Mapping and Execution Flow
When an actual migration is running, all of Hopp software components are used, each performing its individual task. This page provides an overview of the flow from mapping to execution.
The diagram below illustrates what actually happens when Hopp migration components are working together in a data migration project. Starting with mapping in Studio, generating code using the engine, executing the code in Portal Operations, and finally displaying the results in the Portal.
Starting from the top, the Studio application is used to produce the Source Map and the Target Map, based on metadata input from the target system and source system, resulting in the mapping specification.

The starting point is the Target Map; start by importing the metadata that describes what the target system expects. Now requirements can be imported as CSV files, Parameters to an API call, etc. or the structure of a database table.
It doesn't really matter. It's just the data that needs to be handed over to the target system at some point. All that is required is to expose an Interface saying; give me this data.
When the Interface is defined, the next task is to figure out how to create and deliver the data that conforms to the target metadata. That's what you do in the Source Map.
Then, viewed from the Source Map, the target interface says, Now, you need to figure out how to deliver data to this Interface that conforms to the Interface specifications.
In the Source Map, you then import the Interface metadata, which describes what you need to receive from the source system. These are the structures that you are focusing on discovering in your landscape analysis because they are required for this migration to succeed (satisfy the target system).
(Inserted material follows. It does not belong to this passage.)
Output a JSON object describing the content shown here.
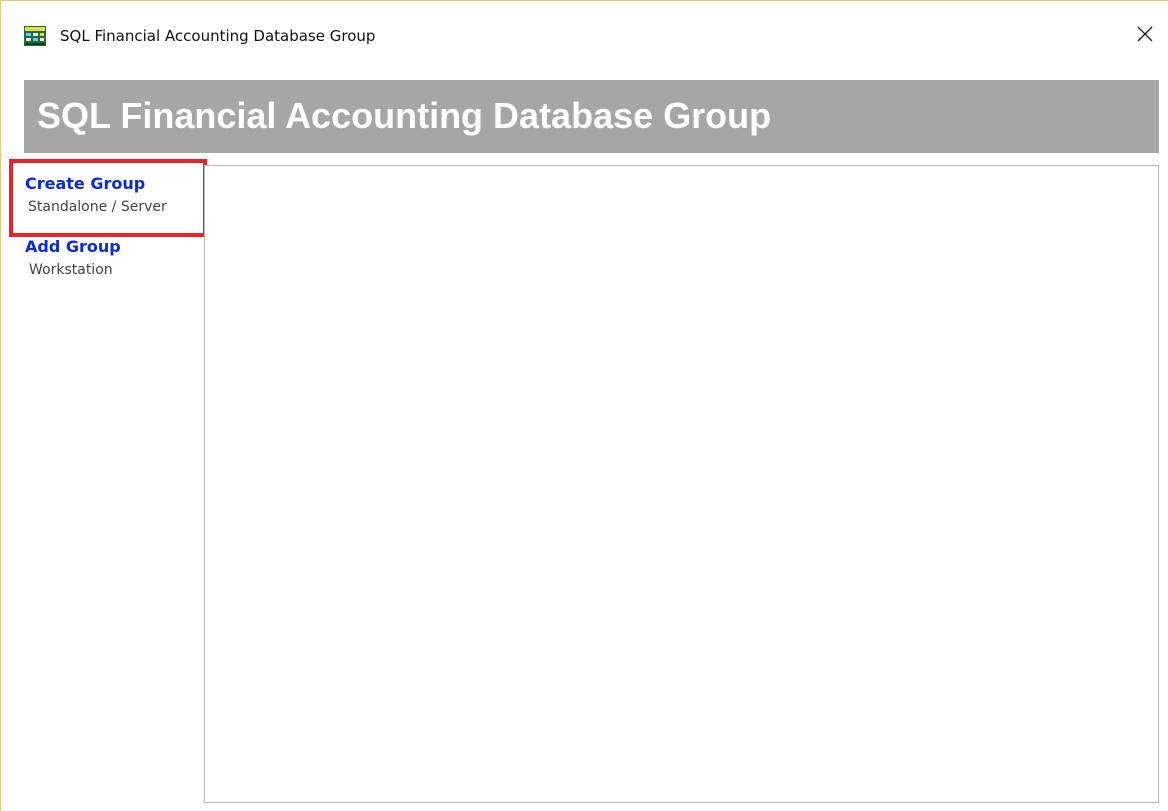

All this work is done using Studio. It's all meta, it's all specification, it's all mapping. Once you're satisfied, and it validates, you can then publish the mapping to the Engine.
The engine generator will then generate a Target Engine and Source Engine. These two engines are code that is deployed into the Runtime environment so they can execute. Now we are stepping away from the green part of the illustration, which was metadata and mapping, and moving down into the red part, which is operational and executing data migration in the Portal Operations.
At the start of things, the source engine will automatically maintain a set of staging tables in a database that corresponds to the source metadata. This happens automatically. Suppose you import new source metadata into the source map during the lifetime of your project. In that case, the source engine will automatically update the staging database, so it keeps it aligned with the source metadata.
The data is then loaded. We receive data from the source system in some form, right? We expect to receive them as files, and we will load them into the staging database. We can load CSV files, Excel files, XML files, whatever.
You can also extend this so you can load formats that we don't know about yet, or you can extend it so you can connect to a source database and pull the data. There are many ways to get data into the staging database.
One point here is that we prefer to load the data in as raw a form as possible, with a minimum of logic in the extraction of data from the source system and letting all that logic happen in the migration give a better result and more visibility.
Then, once the data is loaded into the staging database, we execute the source engine, which extracts data from the staging database and performs the necessary transformations to produce data that conforms to the interface.
This is handed off to the target engine, which in turn executes and performs all the mappings and transformations to get to the target data that conforms to the target metadata. And that's basically it.
Then, as a generic tool, we kind of got as far as we can go. And the last thing is, of course, there needs to be a delivery mechanism that actually then ends up delivering the data to the target system. But that exact delivery mechanism is very much dependent on which target system we are talking about, because that can be done in so many different ways.
There is always going to be an extension point where you need to develop some kind of functionality to get from the data that we have to the data that can actually flow into the target system. Finally, when these end agents execute, they will produce what we call events that are then published into the Portal web application and visible to everybody in the Portal.
A final note
Note that the process of publishing and importing from one specification to another, from the Target Map to the Source Map, is very fast. In fact, flowing through all the steps from a modification in the Target Map, through the step of publish/import, and finally, the generation and deployment of new engines rarely takes more than a few minutes.